My view is that things started to change about 10 years ago, as traditional retail became multi-channel before morphing into omnichannel. Eventually, the term “omnichannel” will disappear — it will simply revert to “retail” because that will be the norm.
One thing that the decade-long upheaval has revealed is that retailers can no longer compete on price and price alone. Customer centricity is the order of the day. And if we think about it, omnichannel is just that — being customer centric in terms of allowing the customer to select, transact and acquire via any channel at any time.
Technology is a key enabler in terms of driving customer centricity and the current buzzword we see in all industry headlines is “IoT” or the “internet of things”. The International Telecommunication Union defines IoT as being an infrastructure that enables services by interconnecting physical and virtual things. A less formal version could well be “connecting lots of gadgets together to do cool things.”
In retail, IoT offers massive potential. McKinsey believes that by 2025 it could have an annual impact of between $400 million and $1.2 trillion. In the short term, however, most of the retailers I meet are merely experimenting with it.
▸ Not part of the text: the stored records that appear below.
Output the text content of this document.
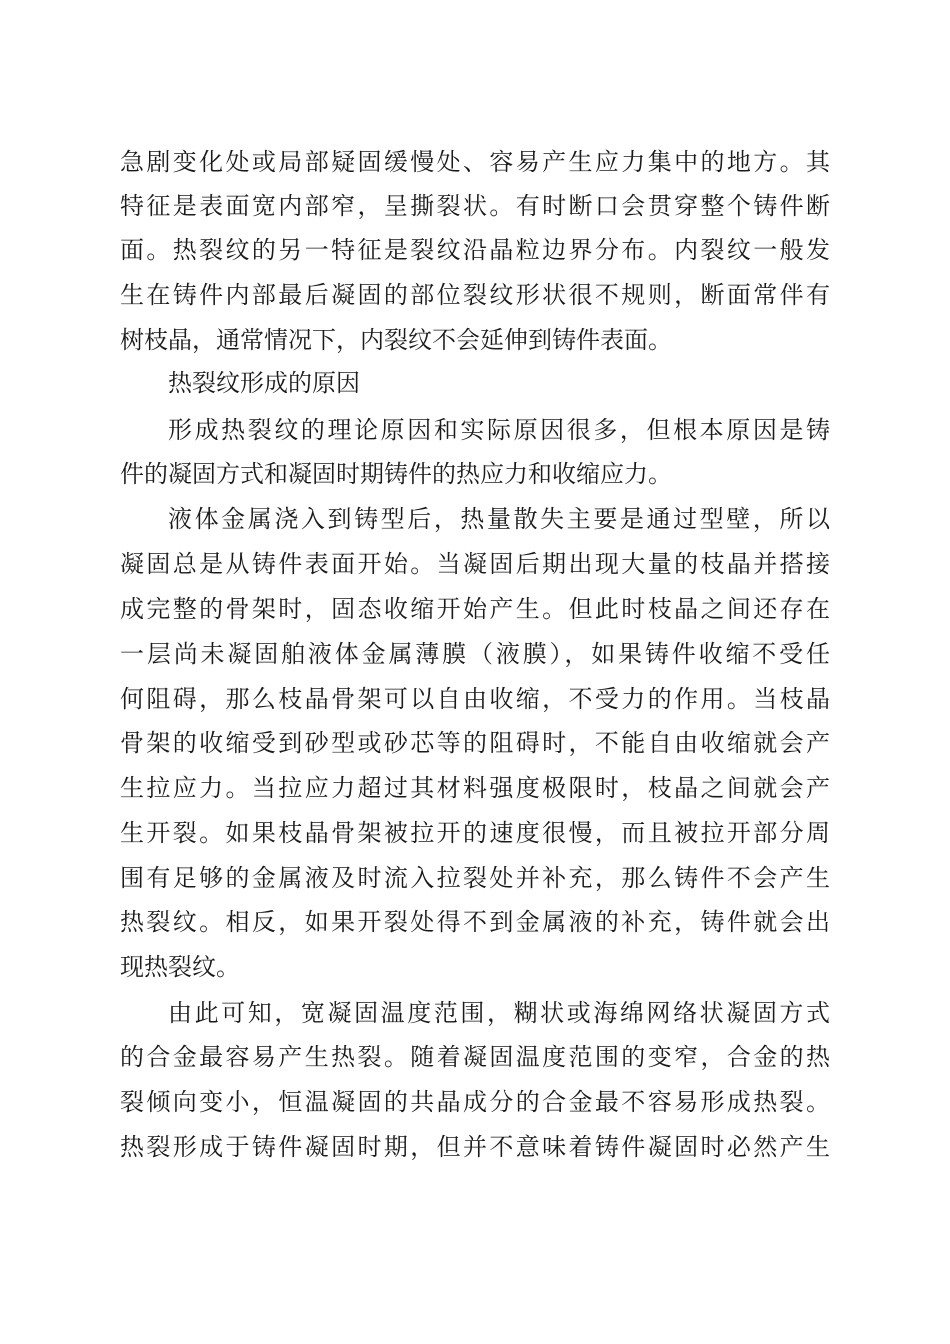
急剧变化处或局部疑固缓慢处、容易产生应力集中的地方。其
特征是表面宽内部窄，呈撕裂状。有时断口会贯穿整个铸件断
面。热裂纹的另一特征是裂纹沿晶粒边界分布。内裂纹一般发
生在铸件内部最后凝固的部位裂纹形状很不规则，断面常伴有
树枝晶，通常情况下，内裂纹不会延伸到铸件表面。
热裂纹形成的原因
形成热裂纹的理论原因和实际原因很多，但根本原因是铸
件的凝固方式和凝固时期铸件的热应力和收缩应力。
液体金属浇入到铸型后，热量散失主要是通过型壁，所以
凝固总是从铸件表面开始。当凝固后期出现大量的枝晶并搭接
成完整的骨架时，固态收缩开始产生。但此时枝晶之间还存在
一层尚未凝固舶液体金属薄膜（液膜），如果铸件收缩不受任
何阻碍，那么枝晶骨架可以自由收缩，不受力的作用。当枝晶
骨架的收缩受到砂型或砂芯等的阻碍时，不能自由收缩就会产
生拉应力。当拉应力超过其材料强度极限时，枝晶之间就会产
生开裂。如果枝晶骨架被拉开的速度很慢，而且被拉开部分周
围有足够的金属液及时流入拉裂处并补充，那么铸件不会产生
热裂纹。相反，如果开裂处得不到金属液的补充，铸件就会出
现热裂纹。
由此可知，宽凝固温度范围，糊状或海绵网络状凝固方式
的合金最容易产生热裂。随着凝固温度范围的变窄，合金的热
裂倾向变小，恒温凝固的共晶成分的合金最不容易形成热裂。
热裂形成于铸件凝固时期，但并不意味着铸件凝固时必然产生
Deployments Remain Limited
I see some very interesting projects, for example electronic shelf edge labels, location analytics, in-store beacons, RFID based initiatives; the list goes on. However, while some have established trials in one or two stores, that is where they stop. For now.
When I ask why, I am told it boils down to the business case and ROI not being sufficiently large. To be fair, anything around customer centricity can be difficult to determine a business case for — simply because it touches so many areas and is less tangible than something that, for example, reduces inventory. As one retailer put it to me, “It is the multipliers in retail that make these things tough — the number of stores, the number of products.”
These anecdotal explanations are backed by work carried out last year by Retail Systems Research that was sponsored by Software AG. The research showed that almost 50% of respondents identified capital requirements, ROI and determining the business case as the top organizational inhibitors for progress with Internet of Things initiatives.
I feel that retailers do need to focus on IoT, but they can also be thinking much bigger. Retailers can think beyond a specific IoT project and how synergy for their business comes in. Consider combinations of IoT initiatives and existing capabilities, look at the whole picture and build something that is truly greater than the sum of its parts.
The application of IoT in retail will come of age in time. I imagine that 15 years ago, most retailers would have had a tough time building a business case for a transactional website. Now, however, it is essential, and IoT initiatives will soon become the same.